UPDATE: The Chickamauga Lock is back open. Two days earlier than announced.  An official with the U. S. Army Corps of Engineers says the lock reopened at 1:00 p.m. Eastern. 

:   The Chickamauga Lock is scheduled to reopen this week.  More than week ahead of schedule.  

The 74-year-old lock was shut down last Tuesday after a routine inspection revealed a crack in the anchorage of the upper gate.  

The U.S. Army Corps of Engineers and TVA have been working to repair the structure, which has halted barge and recreational traffic.  

Officials say the problem was not as extensive as originally thought, and they plan to have all repairs completed and the lock re-opened by Thursday.  


: The Chickamauga Lock is closed while repairs are made to part of the upper gate.

Monday, the U. S. Army Corps of Engineers closed the lock when a routine inspection showed that the anchorage of the upper gate needed immediate repair.   The closure is expected to last three weeks. 

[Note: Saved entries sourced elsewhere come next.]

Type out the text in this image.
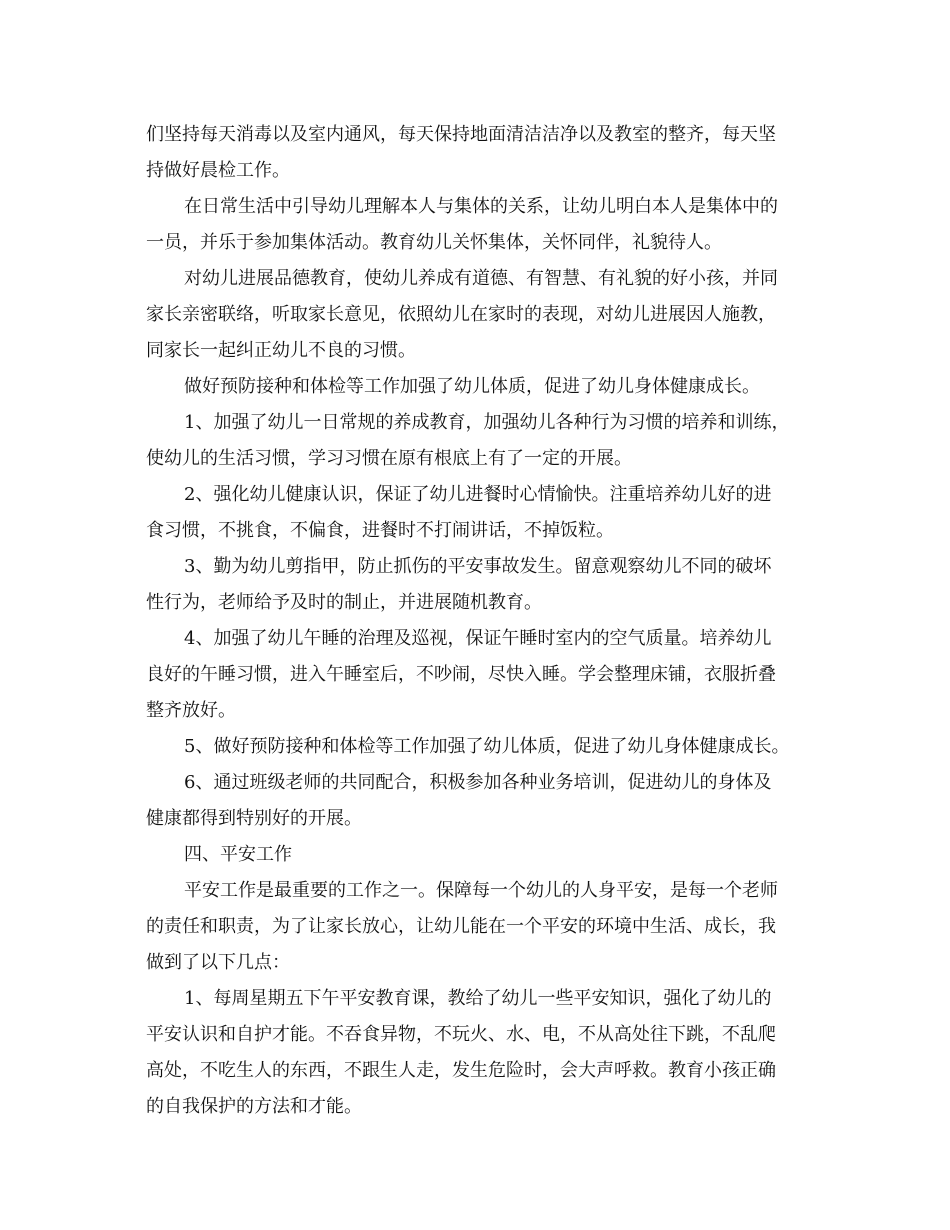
们坚持每天消毒以及室内通风，每天保持地面清洁洁净以及教室的整齐，每天坚

持做好晨检工作。

在日常生活中引导幼儿理解本人与集体的关系，让幼儿明白本人是集体中的

一员，并乐于参加集体活动。教育幼儿关怀集体，关怀同伴，礼貌待人。

对幼儿进展品德教育，使幼儿养成有道德、有智慧、有礼貌的好小孩，并同

家长亲密联络，听取家长意见，依照幼儿在家时的表现，对幼儿进展因人施教，

同家长一起纠正幼儿不良的习惯。

做好预防接种和体检等工作加强了幼儿体质，促进了幼儿身体健康成长。

1、加强了幼儿一日常规的养成教育，加强幼儿各种行为习惯的培养和训练，

使幼儿的生活习惯，学习习惯在原有根底上有了一定的开展。

2、强化幼儿健康认识，保证了幼儿进餐时心情愉快。注重培养幼儿好的进

食习惯，不挑食，不偏食，进餐时不打闹讲话，不掉饭粒。

3、勤为幼儿剪指甲，防止抓伤的平安事故发生。留意观察幼儿不同的破坏

性行为，老师给予及时的制止，并进展随机教育。

4、加强了幼儿午睡的治理及巡视，保证午睡时室内的空气质量。培养幼儿

良好的午睡习惯，进入午睡室后，不吵闹，尽快入睡。学会整理床铺，衣服折叠

整齐放好。

5、做好预防接种和体检等工作加强了幼儿体质，促进了幼儿身体健康成长。

6、通过班级老师的共同配合，积极参加各种业务培训，促进幼儿的身体及

健康都得到特别好的开展。

四、平安工作

平安工作是最重要的工作之一。保障每一个幼儿的人身平安，是每一个老师

的责任和职责，为了让家长放心，让幼儿能在一个平安的环境中生活、成长，我

做到了以下几点：

1、每周星期五下午平安教育课，教给了幼儿一些平安知识，强化了幼儿的

平安认识和自护才能。不吞食异物，不玩火、水、电，不从高处往下跳，不乱爬

高处，不吃生人的东西，不跟生人走，发生危险时，会大声呼救。教育小孩正确

的自我保护的方法和才能。
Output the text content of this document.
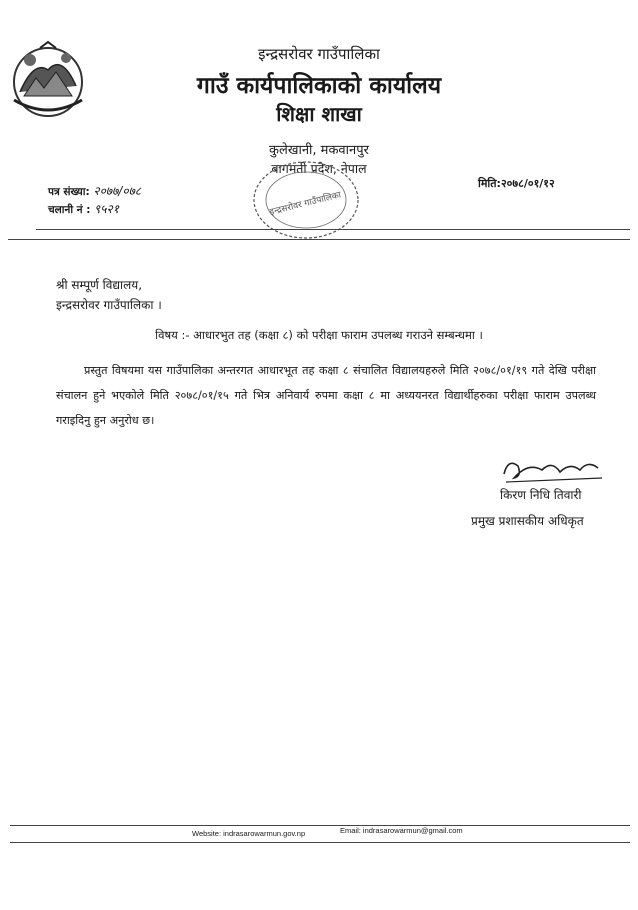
इन्द्रसरोवर गाउँपालिका
गाउँ कार्यपालिकाको कार्यालय
शिक्षा शाखा
कुलेखानी, मकवानपुर
बागमती प्रदेश, नेपाल
पत्र संख्या: २०७७/०७८
चलानी नं : ९५२१
मिति:२०७८/०१/१२
इन्द्रसरोवर गाउँपालिका
श्री सम्पूर्ण विद्यालय,
इन्द्रसरोवर गाउँपालिका ।
विषय :- आधारभुत तह (कक्षा ८) को परीक्षा फाराम उपलब्ध गराउने सम्बन्धमा ।
प्रस्तुत विषयमा यस गाउँपालिका अन्तरगत आधारभूत तह कक्षा ८ संचालित विद्यालयहरुले मिति २०७८/०१/१९ गते देखि परीक्षा संचालन हुने भएकोले मिति २०७८/०१/१५ गते भित्र अनिवार्य रुपमा कक्षा ८ मा अध्ययनरत विद्यार्थीहरुका परीक्षा फाराम उपलब्ध गराइदिनु हुन अनुरोध छ।
किरण निधि तिवारी
प्रमुख प्रशासकीय अधिकृत
Website: indrasarowarmun.gov.np	Email: indrasarowarmun@gmail.com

An official with the Corps says the anchorage assembly has to be removed so a more detailed inspection can be done and repairs plans finalized. 

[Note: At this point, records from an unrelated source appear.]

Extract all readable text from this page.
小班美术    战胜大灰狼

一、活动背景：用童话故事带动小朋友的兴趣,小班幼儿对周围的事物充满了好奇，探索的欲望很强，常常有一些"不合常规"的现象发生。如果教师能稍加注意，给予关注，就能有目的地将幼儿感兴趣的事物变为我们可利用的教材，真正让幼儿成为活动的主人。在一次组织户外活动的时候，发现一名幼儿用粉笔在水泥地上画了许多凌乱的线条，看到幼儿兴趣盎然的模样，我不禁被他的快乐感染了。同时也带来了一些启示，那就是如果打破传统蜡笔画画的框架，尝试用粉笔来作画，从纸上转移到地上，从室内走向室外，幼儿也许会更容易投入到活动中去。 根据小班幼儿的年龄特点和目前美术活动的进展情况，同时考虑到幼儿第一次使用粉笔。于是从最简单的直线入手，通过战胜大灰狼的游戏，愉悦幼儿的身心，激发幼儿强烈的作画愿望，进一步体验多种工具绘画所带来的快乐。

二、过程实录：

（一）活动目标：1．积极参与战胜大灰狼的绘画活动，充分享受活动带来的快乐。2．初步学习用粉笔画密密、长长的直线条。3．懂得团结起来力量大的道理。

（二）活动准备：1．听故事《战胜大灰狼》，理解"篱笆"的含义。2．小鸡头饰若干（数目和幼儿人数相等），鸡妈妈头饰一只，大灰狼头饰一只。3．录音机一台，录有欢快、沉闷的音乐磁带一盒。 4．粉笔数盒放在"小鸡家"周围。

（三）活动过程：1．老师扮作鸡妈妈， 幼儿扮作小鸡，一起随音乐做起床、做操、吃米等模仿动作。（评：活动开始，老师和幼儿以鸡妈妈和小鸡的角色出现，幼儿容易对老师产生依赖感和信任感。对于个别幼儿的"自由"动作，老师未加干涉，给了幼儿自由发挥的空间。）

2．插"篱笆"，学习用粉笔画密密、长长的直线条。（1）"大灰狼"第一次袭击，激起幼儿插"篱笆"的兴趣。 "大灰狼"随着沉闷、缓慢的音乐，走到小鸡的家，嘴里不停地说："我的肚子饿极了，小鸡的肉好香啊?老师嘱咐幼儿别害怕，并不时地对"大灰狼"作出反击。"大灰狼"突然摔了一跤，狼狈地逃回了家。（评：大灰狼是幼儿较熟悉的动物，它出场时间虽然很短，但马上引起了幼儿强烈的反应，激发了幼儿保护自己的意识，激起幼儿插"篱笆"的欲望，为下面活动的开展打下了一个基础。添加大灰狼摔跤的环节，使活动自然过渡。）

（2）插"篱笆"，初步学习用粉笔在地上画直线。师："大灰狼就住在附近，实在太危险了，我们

The Corps is aware of the impact of the closure on commercial and recreational vehicles and will be working as quickly as possible.

An official with the Tennessee River Valley Association says if the lock were to close, approximately 150,000-200,000 truck will be back on the already crowded roadways. 

A news release issued by U.S. Senator Lamar Alexander today said:

“This underscores the urgent need to rebuild Chickamauga Lock. The most important step Congress can take is to allow barge owners to pay more to go through the lock, as they have offered to do, which would mean reconstruction could begin as early as fall of 2015. It's hard for me to understand any reason not to do this when recreational boaters would not pay a higher fee and all boats would get through the lock more rapidly.”

In May of this year, Alexander announced that Congress had approved final passage of legislation to authorize more funding for the nation's inland waterways, which could lead to replacement of Chickamauga Lock by as much as six years earlier than the previously projected completion of 2026.

President Obama signed the legislation into law.

“Congress has done the right thing by finally agreeing to put Chickamauga Lock fourth in the line of essential American waterways to be rebuilt, and authorizing new funding to do it,” Alexander said. “But the work will not be done fast enough to keep jobs flowing into East Tennessee until Congress accepts the offer of barge owners to pay more to accelerate the work. Their offer is in everyone's interest, including recreational boaters who would not have to pay more but would see their waiting time to go through the lock reduced. Failure of the existing lock – a real possibility if the delay in funding takes too long – would threaten jobs in Chattanooga and throughout East Tennessee, including at the Oak Ridge National Laboratory, nuclear weapons facilities, nuclear power plants and manufacturing facilities. If the Lock is closed it will put at least 150,000 trucks back on I-75, and if the new expanded Lock is built it will take 100,000 trucks off I-75, according to the Tennessee River Valley Association.”